Starting inputs for Calibre are the schematic and layout files, and running LVS creates an SVDB file, then used as an input to mPower. Estimated power is another input, and mPower is run flat, reports are read, the failing areas are fixed, and then the tool is run until no errors are reported. Engineers liked using mPower for EM/IR analysis, because it has RVE integration, results are easy to browse, results are fast allowing iterations to complete within a day. Here’s what the GUI looks like:

mPower GUI min
mPower GUI

Run times for mPower on a full-chip Titanium FPGA was just 22 hr, 25min, while using 1.22TB of RAM. Results from a full-chip run showed hotspot tracing and that a IO power cell needed fixing with a 50mV drop. IC layout progressed, and within a week some core block issues were found and the drop was down to 37mV. After fixing the core block issues, the IR drop was reported at 13mV. While tracing the IR drop reports the team found a PLL issue with M4 not strapped properly, so they fixed that within a day.

Efinix found that they could run mPower on full-chip static IR drop analysis within a day, and that the tool found violations that were missed from manual power grid checks.
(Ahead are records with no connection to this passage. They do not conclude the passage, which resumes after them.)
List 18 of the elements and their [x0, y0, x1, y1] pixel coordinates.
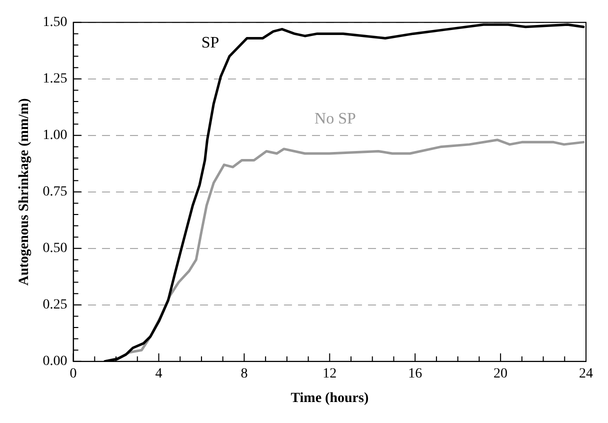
y-tick-label: 1.50 [42, 15, 68, 30]
y-tick-label: 1.00 [42, 128, 68, 144]
y-tick-label: 0.00 [42, 354, 68, 370]
x-tick-label: 12 [322, 366, 337, 382]
series-label: No SP [314, 110, 356, 128]
x-tick-label: 8 [240, 366, 248, 382]
x-tick-label: 0 [70, 366, 77, 382]
x-tick-label: 20 [494, 366, 508, 382]
x-tick-label: 24 [579, 366, 593, 382]
x-tick-label: 16 [408, 366, 422, 382]
y-tick-label: 1.25 [42, 72, 68, 87]
y-axis-title: Autogenous Shrinkage (mm/m) [17, 98, 32, 286]
y-tick-label: 0.75 [42, 184, 68, 200]
x-axis-title: Time (hours) [290, 391, 369, 406]
x-tick-label: 4 [155, 366, 162, 382]
y-tick-label: 0.50 [42, 241, 68, 256]
y-tick-label: 0.25 [42, 298, 68, 313]
series-label: SP [201, 34, 220, 52]
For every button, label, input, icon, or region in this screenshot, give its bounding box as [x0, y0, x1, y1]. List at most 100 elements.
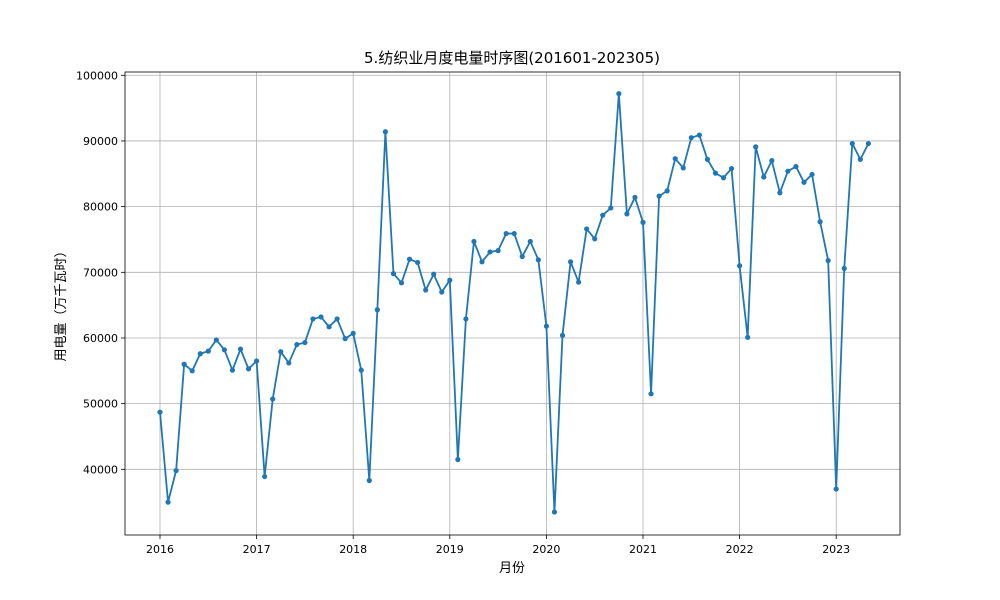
grid — [125, 72, 900, 535]
data-point — [406, 256, 413, 262]
data-point — [567, 259, 574, 265]
data-point — [527, 238, 533, 245]
y-tick-label: 100000 — [76, 69, 118, 82]
data-point — [189, 368, 195, 374]
data-point — [728, 165, 735, 172]
data-point — [680, 165, 686, 171]
x-tick-label: 2020 — [532, 543, 560, 556]
data-point — [374, 307, 380, 313]
data-point — [801, 179, 807, 185]
data-point — [576, 279, 582, 285]
data-point — [415, 259, 421, 266]
data-point — [632, 194, 638, 201]
data-point — [825, 257, 831, 264]
data-point — [817, 219, 823, 225]
data-point — [793, 163, 799, 170]
x-axis-label: 月份 — [499, 561, 525, 576]
data-point — [664, 188, 670, 194]
data-point — [310, 316, 316, 322]
data-point — [318, 314, 324, 320]
chart-title: 5.纺织业月度电量时序图(201601-202305) — [364, 49, 660, 67]
data-point — [857, 156, 863, 162]
data-point — [342, 336, 348, 342]
data-point — [165, 499, 171, 505]
series — [157, 91, 872, 515]
y-axis-label: 用电量（万千瓦时） — [54, 244, 69, 361]
data-point — [302, 339, 308, 346]
data-point — [720, 175, 727, 181]
data-point — [334, 316, 340, 322]
data-point — [696, 132, 702, 138]
data-point — [769, 158, 775, 164]
data-point — [608, 205, 614, 211]
y-tick-label: 60000 — [83, 332, 118, 345]
data-point — [600, 212, 606, 218]
data-point — [495, 248, 501, 254]
data-point — [479, 259, 485, 265]
data-point — [455, 456, 461, 463]
data-point — [656, 193, 662, 199]
data-point — [286, 360, 292, 366]
data-point — [833, 486, 839, 492]
data-point — [326, 324, 332, 330]
data-point — [439, 289, 445, 295]
data-point — [559, 332, 566, 338]
y-tick-label: 80000 — [83, 201, 118, 214]
data-point — [535, 257, 541, 263]
data-point — [688, 135, 694, 141]
data-point — [777, 190, 783, 196]
data-point — [640, 219, 646, 225]
data-point — [221, 347, 227, 353]
data-point — [624, 211, 630, 217]
data-point — [157, 409, 163, 415]
data-point — [358, 367, 364, 373]
y-tick-label: 50000 — [83, 398, 118, 411]
y-tick-label: 40000 — [83, 463, 118, 476]
data-point — [648, 391, 654, 397]
y-tick-label: 90000 — [83, 135, 118, 148]
data-point — [423, 287, 429, 293]
data-point — [382, 129, 388, 135]
x-tick-label: 2016 — [146, 543, 174, 556]
x-tick-label: 2019 — [436, 543, 464, 556]
x-tick-label: 2021 — [629, 543, 657, 556]
data-point — [366, 477, 372, 484]
data-point — [270, 396, 276, 402]
data-point — [447, 277, 453, 283]
x-tick-label: 2022 — [726, 543, 754, 556]
data-point — [865, 140, 872, 147]
data-point — [616, 91, 622, 97]
data-point — [487, 249, 493, 255]
data-point — [431, 271, 437, 277]
data-point — [471, 238, 477, 245]
data-point — [398, 280, 405, 286]
data-point — [205, 348, 211, 354]
data-point — [181, 361, 187, 367]
axis-ticks: 2016 2017 2018 2019 2020 2021 2022 2023 40000 500… — [76, 69, 850, 556]
series-line — [159, 92, 870, 513]
data-point — [390, 271, 397, 277]
data-point — [745, 334, 751, 340]
plot-frame — [124, 71, 901, 536]
data-point — [213, 337, 219, 343]
data-point — [761, 174, 767, 180]
data-point — [841, 265, 847, 271]
x-tick-label: 2017 — [243, 543, 271, 556]
data-point — [511, 230, 517, 237]
data-point — [229, 367, 236, 373]
data-point — [245, 366, 252, 372]
data-point — [173, 468, 179, 474]
data-point — [294, 341, 300, 348]
data-point — [543, 323, 550, 329]
data-point — [519, 253, 525, 260]
data-point — [262, 473, 268, 480]
y-tick-label: 70000 — [83, 266, 118, 279]
data-point — [350, 330, 356, 336]
data-point — [809, 171, 815, 178]
x-tick-label: 2018 — [339, 543, 367, 556]
data-point — [737, 263, 743, 269]
data-point — [237, 346, 244, 352]
data-point — [592, 236, 598, 242]
data-point — [672, 156, 678, 162]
RAM usage and run times have improved since using mPower in early 2021. The improved reliability of their FPGA family of devices means that fewer customer returns happen, and that helps business.

Looking Ahead

Expect ever larger devices, more IP blocks, and migration to smaller process nodes from Efinix. These bigger FPGAs will demand CPU and capacity progress for mPower. Tool users want more flexible methods to mix sources: average, PWL, DC and FSDB currents at the transistor, cell and block levels. The GUI should support the added methods. Finally, 3DIC analysis is desired.


The team at Efinix evaluated mPower in early 2021, and taped out their first product in the middle of 2021, while a second product taped out in the end of 2021. Using mPower has saved the Efinix team at least a week on every ECO iteration near tape out, because the previous flow required so much manual prep work. Having fast run times, accuracy, and memory efficiency with mPower for EM/IR analysis helped them meet project deadlines.